If a list of lists of integers, multiple splits are created, one for each sublist of indices.
If a dictionary, keys are used as split names and values are lists of dataset indices.
- Returns:
A dictionary where keys are split names and values are the new
FeaturesConcatDataset
subsets.- Return type:
dict[str, FeaturesConcatDataset]
- std(ddof: int = 1, numeric_only: bool = False, eps: float = 0, n_jobs: int = 1) Series [source]
Compute the standard deviation for each feature column.
- Parameters:
ddof (int, default 1) – Delta Degrees of Freedom.
numeric_only (bool, default False) – Include only float, int, boolean columns.
eps (float, default 0) – A small epsilon value to add to the variance before taking the square root to avoid numerical instability.
n_jobs (int, default 1) – Number of jobs to run in parallel.
- Returns:
The standard deviation of each column.
- Return type:
pandas.Series
- to_dataframe(include_metadata: bool | str | List[str] = False, include_target: bool = False, include_crop_inds: bool = False) DataFrame [source]
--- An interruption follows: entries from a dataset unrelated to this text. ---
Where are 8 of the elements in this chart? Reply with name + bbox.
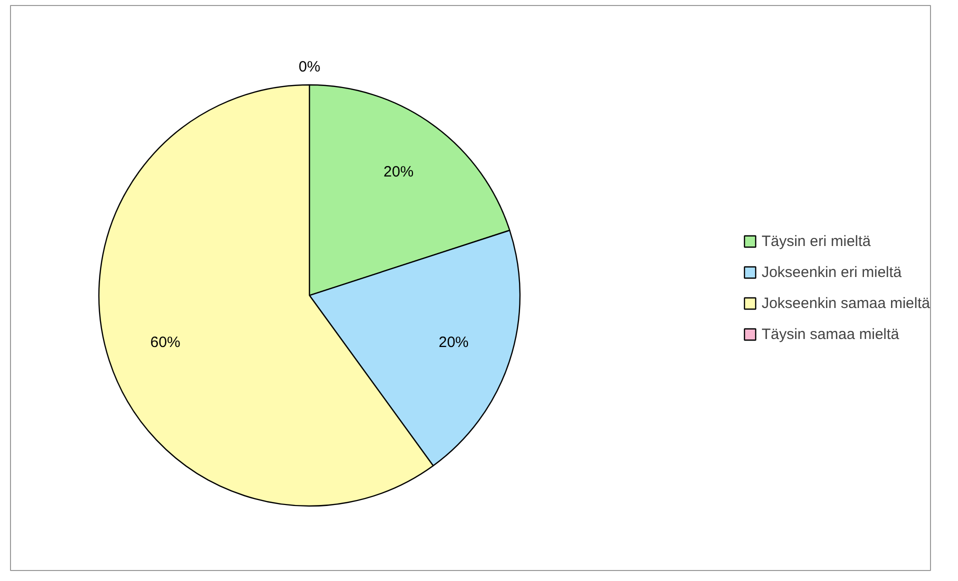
data-label: 60% [150, 334, 180, 351]
text: 0% [298, 58, 320, 76]
data-label: 20% [438, 334, 469, 351]
legend-label: Täysin samaa mieltä [762, 326, 900, 342]
legend-label: Jokseenkin samaa mieltä [762, 294, 930, 312]
legend-label: Täysin eri mieltä [762, 232, 871, 250]
legend-label: Jokseenkin eri mieltä [762, 264, 902, 280]
data-label: 20% [384, 164, 414, 181]
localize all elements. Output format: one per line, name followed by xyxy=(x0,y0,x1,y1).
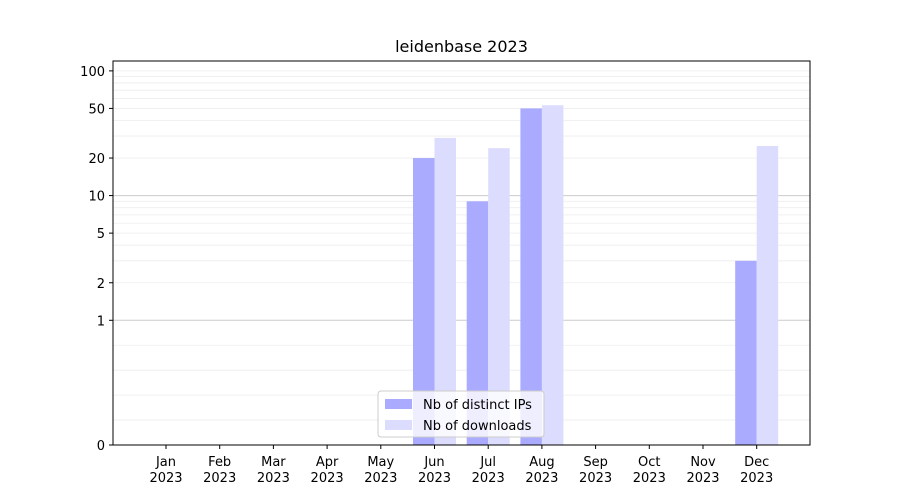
plot-frame xyxy=(112,60,811,446)
y-tick-label: 1 xyxy=(97,314,105,329)
x-tick-label-year: 2023 xyxy=(579,471,612,486)
grid-lines xyxy=(113,70,810,421)
y-tick-label: 100 xyxy=(80,65,105,80)
bar-distinct-ips xyxy=(466,201,489,445)
x-tick-label-month: Apr xyxy=(316,455,339,470)
legend-label: Nb of downloads xyxy=(423,419,532,434)
x-tick-label-year: 2023 xyxy=(311,471,344,486)
x-tick-label-month: Dec xyxy=(744,455,769,470)
y-tick-label: 20 xyxy=(88,152,105,167)
y-tick-label: 50 xyxy=(88,102,105,117)
legend-swatch xyxy=(385,399,412,409)
x-tick-label-year: 2023 xyxy=(525,471,558,486)
y-axis: 0 1 2 5 10 20 50 100 xyxy=(80,65,113,454)
x-tick-label-year: 2023 xyxy=(472,471,505,486)
y-tick-label: 2 xyxy=(97,277,105,292)
x-tick-label-month: Jul xyxy=(479,455,496,470)
bar-downloads xyxy=(488,148,510,445)
legend-box xyxy=(377,390,545,438)
x-tick-label-month: Mar xyxy=(261,455,286,470)
x-tick-label-month: Jan xyxy=(155,455,176,470)
x-tick-label-year: 2023 xyxy=(364,471,397,486)
x-axis: Jan2023Feb2023Mar2023Apr2023May2023Jun20… xyxy=(149,445,773,486)
x-tick-label-year: 2023 xyxy=(740,471,773,486)
y-tick-label: 10 xyxy=(88,190,105,205)
x-tick-label-year: 2023 xyxy=(257,471,290,486)
x-tick-label-month: Nov xyxy=(690,455,716,470)
x-tick-label-month: Jun xyxy=(423,455,444,470)
x-tick-label-month: Oct xyxy=(638,455,660,470)
x-tick-label-year: 2023 xyxy=(686,471,719,486)
x-tick-label-year: 2023 xyxy=(203,471,236,486)
x-tick-label-year: 2023 xyxy=(418,471,451,486)
y-tick-label: 0 xyxy=(97,439,105,454)
bar-distinct-ips xyxy=(735,260,757,445)
bar-distinct-ips xyxy=(520,108,542,446)
x-tick-label-year: 2023 xyxy=(633,471,666,486)
x-tick-label-month: Sep xyxy=(583,455,608,470)
bar-downloads xyxy=(434,137,456,446)
x-tick-label-year: 2023 xyxy=(149,471,182,486)
chart-title: leidenbase 2023 xyxy=(395,37,528,56)
bars xyxy=(413,105,779,446)
legend-swatch xyxy=(385,420,412,430)
x-tick-label-month: Aug xyxy=(529,455,554,470)
bar-distinct-ips xyxy=(413,158,435,445)
x-tick-label-month: May xyxy=(367,455,394,470)
legend-label: Nb of distinct IPs xyxy=(423,398,532,413)
x-tick-label-month: Feb xyxy=(208,455,231,470)
bar-downloads xyxy=(756,145,779,446)
y-tick-label: 5 xyxy=(97,227,105,242)
bar-downloads xyxy=(541,105,564,446)
legend: Nb of distinct IPs Nb of downloads xyxy=(377,390,545,438)
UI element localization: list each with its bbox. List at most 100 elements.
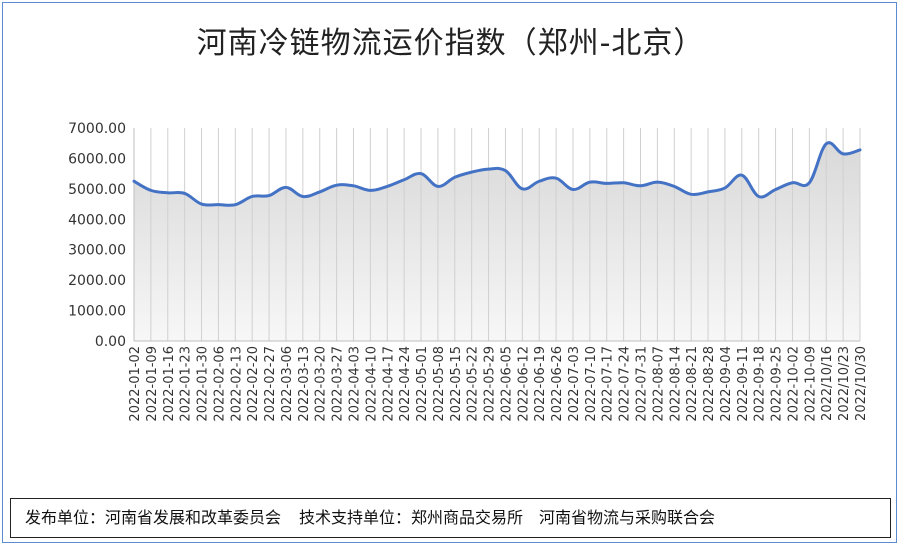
x-tick-label: 2022-06-19 bbox=[533, 346, 548, 422]
x-tick-label: 2022-02-13 bbox=[229, 346, 244, 422]
x-tick-label: 2022-04-17 bbox=[381, 346, 396, 422]
x-tick-label: 2022-09-18 bbox=[753, 346, 768, 422]
data-point bbox=[808, 181, 811, 184]
data-point bbox=[605, 182, 608, 185]
footer-publisher: 发布单位：河南省发展和改革委员会 bbox=[25, 508, 282, 527]
data-point bbox=[791, 181, 794, 184]
x-tick-label: 2022-07-24 bbox=[618, 346, 633, 422]
data-point bbox=[369, 189, 372, 192]
x-tick-label: 2022-01-09 bbox=[145, 346, 160, 422]
x-tick-label: 2022-01-16 bbox=[162, 346, 177, 422]
y-tick-label: 2000.00 bbox=[68, 273, 126, 289]
data-point bbox=[690, 193, 693, 196]
x-tick-label: 2022-06-05 bbox=[499, 346, 514, 422]
x-tick-label: 2022-10-09 bbox=[803, 346, 818, 422]
x-tick-label: 2022-05-01 bbox=[415, 346, 430, 422]
x-tick-label: 2022-07-10 bbox=[584, 346, 599, 422]
data-point bbox=[859, 148, 862, 151]
y-tick-label: 7000.00 bbox=[68, 121, 126, 137]
x-tick-label: 2022-01-23 bbox=[179, 346, 194, 422]
data-point bbox=[166, 191, 169, 194]
x-tick-label: 2022-03-13 bbox=[297, 346, 312, 422]
area-fill bbox=[134, 142, 860, 341]
data-point bbox=[251, 195, 254, 198]
x-tick-label: 2022-06-12 bbox=[516, 346, 531, 422]
series-line bbox=[132, 141, 862, 207]
data-point bbox=[774, 188, 777, 191]
data-point bbox=[656, 181, 659, 184]
data-point bbox=[436, 185, 439, 188]
x-tick-label: 2022-09-25 bbox=[770, 346, 785, 422]
x-tick-label: 2022-01-02 bbox=[128, 346, 143, 422]
x-tick-label: 2022/10/23 bbox=[837, 346, 852, 421]
x-tick-label: 2022/10/16 bbox=[820, 346, 835, 421]
x-tick-label: 2022-07-03 bbox=[567, 346, 582, 422]
data-point bbox=[487, 168, 490, 171]
data-point bbox=[538, 180, 541, 183]
data-point bbox=[622, 181, 625, 184]
footer-note: 发布单位：河南省发展和改革委员会 技术支持单位：郑州商品交易所 河南省物流与采购联… bbox=[10, 498, 891, 538]
data-point bbox=[200, 203, 203, 206]
y-tick-label: 0.00 bbox=[95, 334, 126, 350]
data-point bbox=[555, 177, 558, 180]
data-point bbox=[234, 203, 237, 206]
y-tick-label: 6000.00 bbox=[68, 151, 126, 167]
x-tick-label: 2022-10-02 bbox=[786, 346, 801, 422]
y-tick-label: 3000.00 bbox=[68, 243, 126, 259]
x-tick-label: 2022-05-29 bbox=[483, 346, 498, 422]
x-tick-label: 2022-03-27 bbox=[331, 346, 346, 422]
x-tick-label: 2022-06-26 bbox=[550, 346, 565, 422]
x-tick-label: 2022-05-22 bbox=[466, 346, 481, 422]
data-point bbox=[318, 190, 321, 193]
data-point bbox=[386, 185, 389, 188]
x-tick-label: 2022-07-31 bbox=[635, 346, 650, 422]
data-point bbox=[268, 194, 271, 197]
x-tick-label: 2022-02-27 bbox=[263, 346, 278, 422]
data-point bbox=[453, 176, 456, 179]
data-point bbox=[588, 181, 591, 184]
y-tick-label: 1000.00 bbox=[68, 304, 126, 320]
y-tick-label: 5000.00 bbox=[68, 182, 126, 198]
data-point bbox=[673, 185, 676, 188]
data-point bbox=[403, 178, 406, 181]
x-tick-label: 2022/10/30 bbox=[854, 346, 869, 421]
x-tick-label: 2022-08-21 bbox=[685, 346, 700, 422]
y-tick-label: 4000.00 bbox=[68, 212, 126, 228]
data-point bbox=[133, 180, 136, 183]
x-tick-label: 2022-03-06 bbox=[280, 346, 295, 422]
data-point bbox=[335, 184, 338, 187]
x-tick-label: 2022-08-07 bbox=[651, 346, 666, 422]
data-point bbox=[470, 171, 473, 174]
data-point bbox=[723, 186, 726, 189]
data-point bbox=[301, 195, 304, 198]
data-point bbox=[521, 187, 524, 190]
data-point bbox=[420, 172, 423, 175]
data-point bbox=[842, 152, 845, 155]
x-tick-label: 2022-02-20 bbox=[246, 346, 261, 422]
data-point bbox=[504, 169, 507, 172]
data-point bbox=[707, 190, 710, 193]
x-tick-label: 2022-02-06 bbox=[212, 346, 227, 422]
data-point bbox=[284, 186, 287, 189]
x-tick-label: 2022-05-08 bbox=[432, 346, 447, 422]
footer-support: 技术支持单位：郑州商品交易所 河南省物流与采购联合会 bbox=[299, 508, 716, 527]
x-tick-label: 2022-08-28 bbox=[702, 346, 717, 422]
data-point bbox=[352, 184, 355, 187]
data-point bbox=[825, 142, 828, 145]
x-tick-label: 2022-03-20 bbox=[314, 346, 329, 422]
x-tick-label: 2022-07-17 bbox=[601, 346, 616, 422]
x-tick-label: 2022-04-24 bbox=[398, 346, 413, 422]
x-tick-label: 2022-09-04 bbox=[719, 346, 734, 422]
data-point bbox=[639, 184, 642, 187]
x-tick-label: 2022-01-30 bbox=[196, 346, 211, 422]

Convert the dataset to a single pandas DataFrame.
- Parameters:
include_metadata (bool or str or list of str, default False) – If True, include all metadata columns. If a string or list of strings, include only the specified metadata columns.
include_target (bool, default False) – If True, include the ‘target’ column.
include_crop_inds (bool, default False) – If True, include window cropping index columns.
- Returns:
A DataFrame containing the features and requested metadata.
- Return type:
pandas.DataFrame
- var(ddof: int = 1, numeric_only: bool = False, n_jobs: int = 1) Series [source]
Compute the variance for each feature column.
- Parameters:
ddof (int, default 1) – Delta Degrees of Freedom. The divisor used in calculations is N - ddof.
numeric_only (bool, default False) – Include only float, int, boolean columns.
n_jobs (int, default 1) – Number of jobs to run in parallel.
- Returns:
The variance of each column.
- Return type:
pandas.Series
- zscore(ddof: int = 1, numeric_only: bool = False, eps: float = 0, n_jobs: int = 1) None [source]
Apply z-score normalization to numeric columns in-place.
- Parameters:
ddof (int, default 1) – Delta Degrees of Freedom for variance calculation.
numeric_only (bool, default False) – Include only float, int, boolean columns.
eps (float, default 0) – Epsilon for numerical stability.
n_jobs (int, default 1) – Number of jobs to run in parallel for statistics computation.
- class eegdash.features.datasets.FeaturesDataset(features: DataFrame, metadata: DataFrame | None = None, description: dict | Series | None = None, transform: Callable | None = None, raw_info: Dict | None = None, raw_preproc_kwargs: Dict | None = None, window_kwargs: Dict | None = None, window_preproc_kwargs: Dict | None = None, features_kwargs: Dict | None = None)[source]
Bases:
EEGWindowsDataset
A dataset of features extracted from EEG windows.
This class holds features in a pandas DataFrame and provides an interface compatible with braindecode’s dataset structure. Each row in the feature DataFrame corresponds to a single sample (e.g., an EEG window).
- Parameters:
features (pandas.DataFrame) – A DataFrame where each row is a sample and each column is a feature.
metadata (pandas.DataFrame, optional) – A DataFrame containing metadata for each sample, indexed consistently with features. Must include columns ‘i_window_in_trial’, ‘i_start_in_trial’, ‘i_stop_in_trial’, and ‘target’.
description (dict or pandas.Series, optional) – Additional high-level information about the dataset (e.g., subject ID).
transform (callable, optional) – A function or transform to apply to the feature data on-the-fly.
raw_info (dict, optional) – Information about the original raw recording, for provenance.
raw_preproc_kwargs (dict, optional) – Keyword arguments used for preprocessing the raw data.
window_kwargs (dict, optional) – Keyword arguments used for windowing the data.
window_preproc_kwargs (dict, optional) – Keyword arguments used for preprocessing the windowed data.
features_kwargs (dict, optional) – Keyword arguments used for feature extraction.